Researchers are examining the potential of this therapy not only for IPF but for other progressive interstitial lung diseases (ILDs), which are all characterized by scarring of tissue in the lungs. This treatment has already been FDA given breakthrough therapy designation.
Phase 2 Trial
The findings of this Phase 2 trial were published in The New England Journal of Medicine.
The aim of the investigation was to examine the safety and the efficacy of the treatment in IPF patients (both those taking antifibrotics and those who were not). There were 147 patients enrolled in the trial across 22 countries and 90 trial sites. Most participants were male, and the average age of participants was 70. All patients were 40 years of age or older and had a forced vital capacity, or FVC, of at least 45% as well as no IPF exacerbation in the last 4 months. The primary endpoint of the trial was changes in FVC, which measures the amount of air someone can exhale forcibly after taking a deep breath.
All patients were randomized to either receive 18mg of the treatment or placebo twice each day for three months.
This trial met its primary endpoint, demonstrating that the treatment was superior to placebo at slowing the decline of lung function. For patients not taking another antifibrotic, the treatment increased FVC by 5.7mL. For those in this group given placebo, there was a 81.7mL reduction.

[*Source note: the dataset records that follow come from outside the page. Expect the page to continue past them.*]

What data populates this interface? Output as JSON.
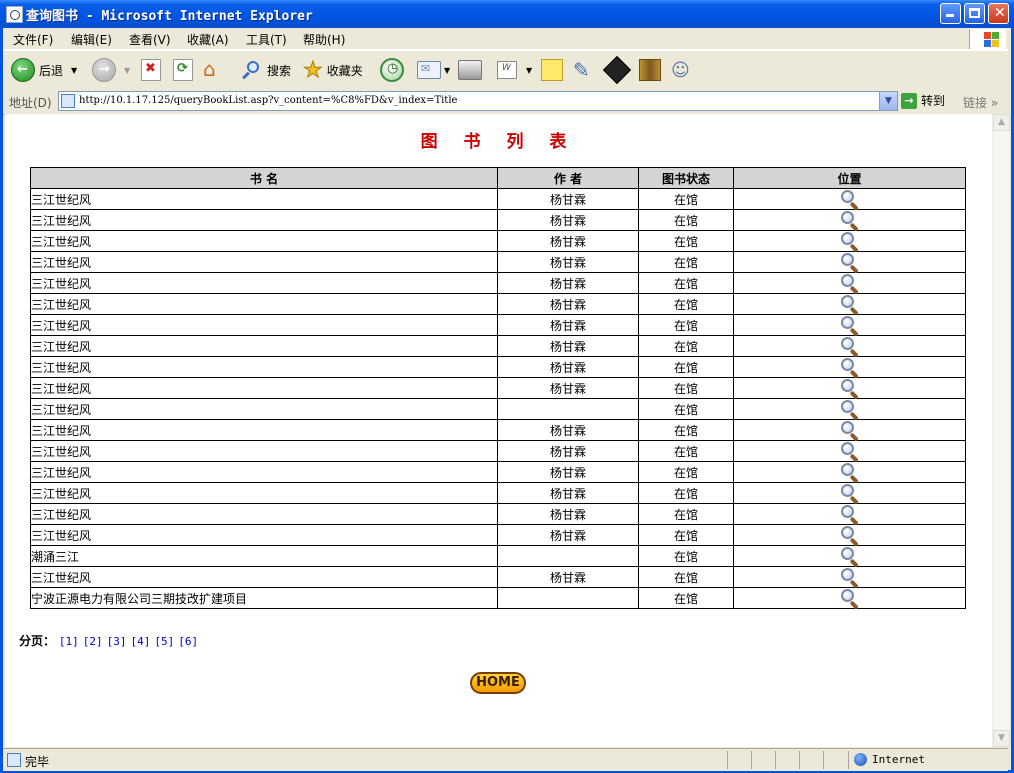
{
  "window": {
    "title": "查询图书 - Microsoft Internet Explorer"
  },
  "menu": [
    "文件(F)",
    "编辑(E)",
    "查看(V)",
    "收藏(A)",
    "工具(T)",
    "帮助(H)"
  ],
  "toolbar": {
    "back": "后退",
    "search": "搜索",
    "favorites": "收藏夹"
  },
  "address": {
    "label": "地址(D)",
    "url": "http://10.1.17.125/queryBookList.asp?v_content=%C8%FD&v_index=Title",
    "go": "转到",
    "links": "链接"
  },
  "page": {
    "title": "图 书 列 表",
    "columns": [
      "书 名",
      "作 者",
      "图书状态",
      "位置"
    ],
    "rows": [
      {
        "title": "三江世纪风",
        "author": "杨甘霖",
        "status": "在馆"
      },
      {
        "title": "三江世纪风",
        "author": "杨甘霖",
        "status": "在馆"
      },
      {
        "title": "三江世纪风",
        "author": "杨甘霖",
        "status": "在馆"
      },
      {
        "title": "三江世纪风",
        "author": "杨甘霖",
        "status": "在馆"
      },
      {
        "title": "三江世纪风",
        "author": "杨甘霖",
        "status": "在馆"
      },
      {
        "title": "三江世纪风",
        "author": "杨甘霖",
        "status": "在馆"
      },
      {
        "title": "三江世纪风",
        "author": "杨甘霖",
        "status": "在馆"
      },
      {
        "title": "三江世纪风",
        "author": "杨甘霖",
        "status": "在馆"
      },
      {
        "title": "三江世纪风",
        "author": "杨甘霖",
        "status": "在馆"
      },
      {
        "title": "三江世纪风",
        "author": "杨甘霖",
        "status": "在馆"
      },
      {
        "title": "三江世纪风",
        "author": "",
        "status": "在馆"
      },
      {
        "title": "三江世纪风",
        "author": "杨甘霖",
        "status": "在馆"
      },
      {
        "title": "三江世纪风",
        "author": "杨甘霖",
        "status": "在馆"
      },
      {
        "title": "三江世纪风",
        "author": "杨甘霖",
        "status": "在馆"
      },
      {
        "title": "三江世纪风",
        "author": "杨甘霖",
        "status": "在馆"
      },
      {
        "title": "三江世纪风",
        "author": "杨甘霖",
        "status": "在馆"
      },
      {
        "title": "三江世纪风",
        "author": "杨甘霖",
        "status": "在馆"
      },
      {
        "title": "潮涌三江",
        "author": "",
        "status": "在馆"
      },
      {
        "title": "三江世纪风",
        "author": "杨甘霖",
        "status": "在馆"
      },
      {
        "title": "宁波正源电力有限公司三期技改扩建项目",
        "author": "",
        "status": "在馆"
      }
    ],
    "pager_label": "分页：",
    "pages": [
      "[1]",
      "[2]",
      "[3]",
      "[4]",
      "[5]",
      "[6]"
    ],
    "home": "HOME"
  },
  "status": {
    "text": "完毕",
    "zone": "Internet"
  }
}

For patients already taking another treatment, those given the therapy experienced a 2.7mL increase, whereas those given placebo had a 59.2mL decrease. For both groups, the probability of the novel treatment having a superior effect compared to placebo was 98%.
The most common side effect reported by patients was mild diarrhea. The researchers are excited to report that no new safety issues with the treatment were documented.
Phase 3 Trial
The upcoming Phase 3 trial will include 642 patients with a minimum age of 40. All patients in this upcoming trial will need to not have experienced a worsening in disease for the prior 3 months. The clinical trial sites for this Phase 3 investigation will be released soon.
Additionally, another Phase 3 trial will be initiated shortly to examine the therapy in other progressive lung conditions.